After identifying the root cause, the mitigation was implemented quickly and did not require the involvement of any outside party.
Learnings
To make sure issues like this will get caught sooner, we will implement server-side monitoring by analyzing the log files of the matrix-synapse servers. If we see an increase in errors, we will be able to react faster.
Timeline
NOTE: There were reports earlier than the 20th of December. These reports were likely also related to this issues, but we do not have a clear timeline before the 20th of December because we were not able to reproduce this specific issue.

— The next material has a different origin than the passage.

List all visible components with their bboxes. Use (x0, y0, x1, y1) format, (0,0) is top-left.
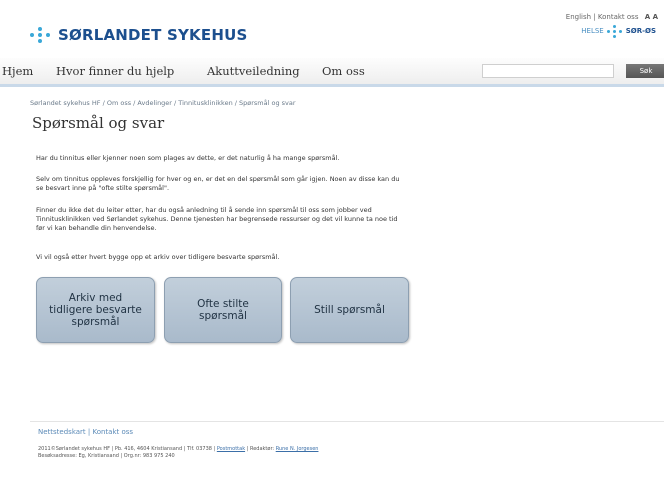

- 2024-12-20 18:10 The issue was reported by @jevonearth
- 2024-12-20 18:30 The issue was investigated by the Beacon team, but could not be reproduced
- 2025-01-05 18:45 Further reports of connection issues (which turned out to be unrelated to the beacon-network)
- 2025-01-06 12:00 The issue was investigated by the Beacon team. Spikes in the response times of some beacon-nodes were detected and the nodes were restarted.
- 2025-01-08 17:00 The beacon team had a debug-session with @jevonearth to further investigate the issue.
- 2025-01-08 18:00 Further investigation by the Beacon team, but the issue could not be reproduced locally.
- 2025-01-15 17:00 In a second debugging session with @jevonearth, the issue was identified.
- 2025-01-15 18:30 The beacon team was able to reproduce the issue locally.
- 2025-01-15 19:30 The root cause was identified and a mitigation was implemented.
- 2025-01-15 21:00 The mitigation was deployed to the affected nodes.
- 2025-01-16 21:00 The issue was resolved on the affected nodes.